Distribution (where the skills land)
Per the CAF architecture call: two rails — org-admin-published skills (Cowork/Desktop/web, the dominant rail for the ~60 sales/ops users) + the Code plugin (the engineers). The pipeline produces the SKILL.md artifacts; distribution is the existing phData plugin/marketplace decision.
The pilot
- One skill, end-to-end: Finance /
variance-analysis(strong CMA/CFA anchor). - Deliverables you see: the spec, the acceptance tests, the authored SKILL.md, the critic verdict + eval score.
- Decision gate: does the quality bar clear? Yes → wire the per-domain config + run the grid in batches by department. No → tune the critic axes and re-pilot.
Open questions for founder / Andrew
- Cert source access — do we have the actual competency outlines/BOKs per discipline, or do we work from public cert syllabi + practitioner sources?

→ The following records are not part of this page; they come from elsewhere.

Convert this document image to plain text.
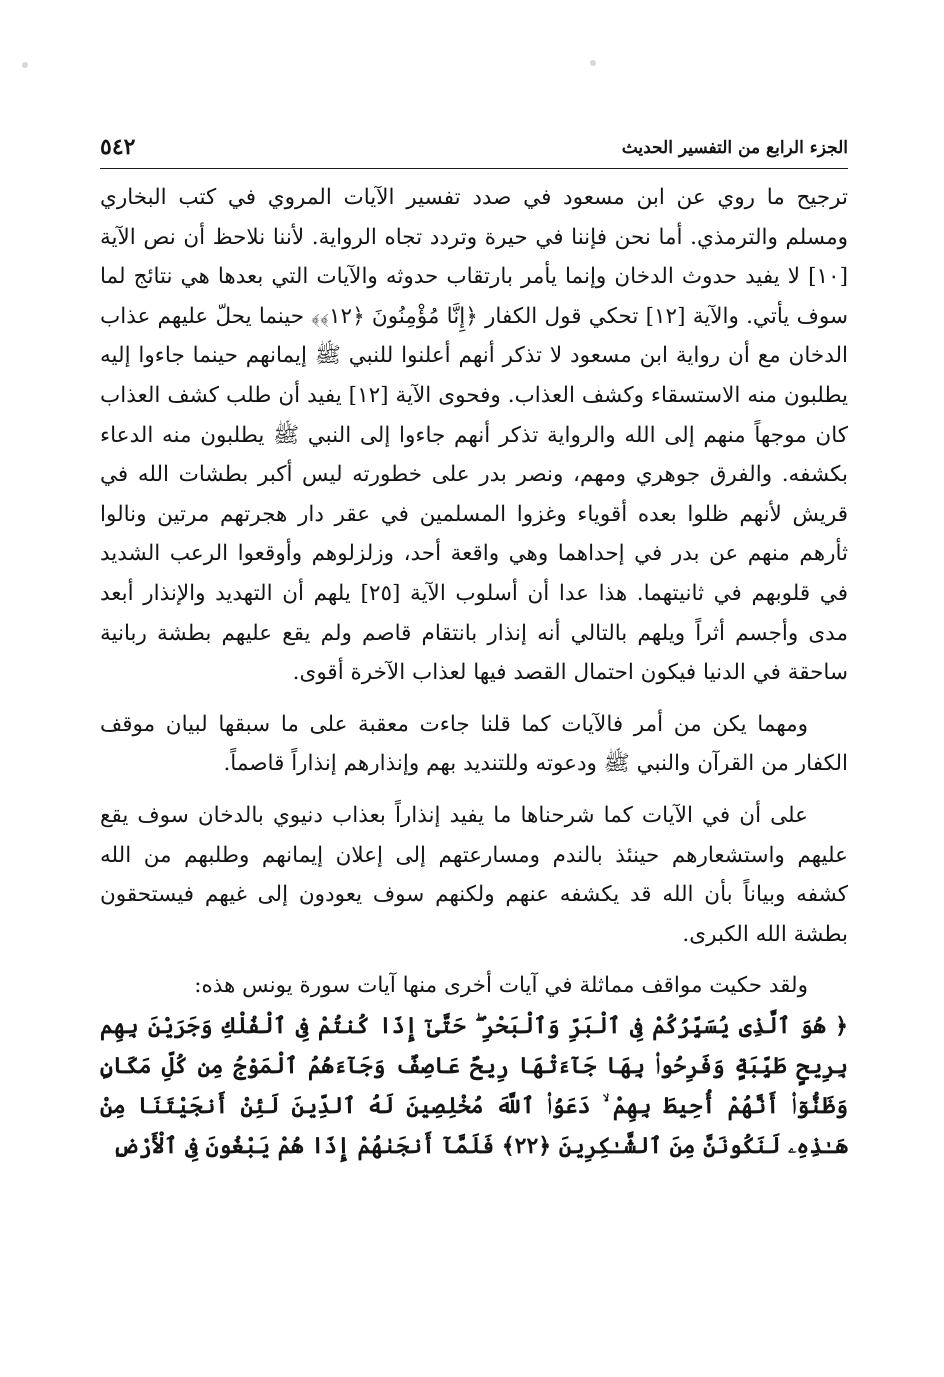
٥٤٢	الجزء الرابع من التفسير الحديث

ترجيح ما روي عن ابن مسعود في صدد تفسير الآيات المروي في كتب البخاري ومسلم والترمذي. أما نحن فإننا في حيرة وتردد تجاه الرواية. لأننا نلاحظ أن نص الآية [١٠] لا يفيد حدوث الدخان وإنما يأمر بارتقاب حدوثه والآيات التي بعدها هي نتائج لما سوف يأتي. والآية [١٢] تحكي قول الكفار ﴿إِنَّا مُؤْمِنُونَ ﴿١٢﴾﴾ حينما يحلّ عليهم عذاب الدخان مع أن رواية ابن مسعود لا تذكر أنهم أعلنوا للنبي ﷺ إيمانهم حينما جاءوا إليه يطلبون منه الاستسقاء وكشف العذاب. وفحوى الآية [١٢] يفيد أن طلب كشف العذاب كان موجهاً منهم إلى الله والرواية تذكر أنهم جاءوا إلى النبي ﷺ يطلبون منه الدعاء بكشفه. والفرق جوهري ومهم، ونصر بدر على خطورته ليس أكبر بطشات الله في قريش لأنهم ظلوا بعده أقوياء وغزوا المسلمين في عقر دار هجرتهم مرتين ونالوا ثأرهم منهم عن بدر في إحداهما وهي واقعة أحد، وزلزلوهم وأوقعوا الرعب الشديد في قلوبهم في ثانيتهما. هذا عدا أن أسلوب الآية [٢٥] يلهم أن التهديد والإنذار أبعد مدى وأجسم أثراً ويلهم بالتالي أنه إنذار بانتقام قاصم ولم يقع عليهم بطشة ربانية ساحقة في الدنيا فيكون احتمال القصد فيها لعذاب الآخرة أقوى.

ومهما يكن من أمر فالآيات كما قلنا جاءت معقبة على ما سبقها لبيان موقف الكفار من القرآن والنبي ﷺ ودعوته وللتنديد بهم وإنذارهم إنذاراً قاصماً.

على أن في الآيات كما شرحناها ما يفيد إنذاراً بعذاب دنيوي بالدخان سوف يقع عليهم واستشعارهم حينئذ بالندم ومسارعتهم إلى إعلان إيمانهم وطلبهم من الله كشفه وبياناً بأن الله قد يكشفه عنهم ولكنهم سوف يعودون إلى غيهم فيستحقون بطشة الله الكبرى.

ولقد حكيت مواقف مماثلة في آيات أخرى منها آيات سورة يونس هذه:

﴿ هُوَ ٱلَّذِى يُسَيِّرُكُمْ فِى ٱلْبَرِّ وَٱلْبَحْرِ ۖ حَتَّىٰٓ إِذَا كُنتُمْ فِى ٱلْفُلْكِ وَجَرَيْنَ بِهِم بِرِيحٍ طَيِّبَةٍ وَفَرِحُوا۟ بِهَا جَآءَتْهَا رِيحٌ عَاصِفٌ وَجَآءَهُمُ ٱلْمَوْجُ مِن كُلِّ مَكَانٍ وَظَنُّوٓا۟ أَنَّهُمْ أُحِيطَ بِهِمْ ۙ دَعَوُا۟ ٱللَّهَ مُخْلِصِينَ لَهُ ٱلدِّينَ لَئِنْ أَنجَيْتَنَا مِنْ هَـٰذِهِۦ لَنَكُونَنَّ مِنَ ٱلشَّـٰكِرِينَ ﴿٢٢﴾ فَلَمَّآ أَنجَىٰهُمْ إِذَا هُمْ يَبْغُونَ فِى ٱلْأَرْضِ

- Where do built skills live — phData Cowork org-published rail, the Code plugin, or both, for the Intensive?
- Weak-anchor disciplines (Sales, Marketing) — supplement with practitioner-workflow sources, or accept tool-centric v1 and iterate?
- Relationship to CAF's 106-skill collapse — is this the same skill-authoring engine, or a separate track? (My instinct: same engine, different artifact set.)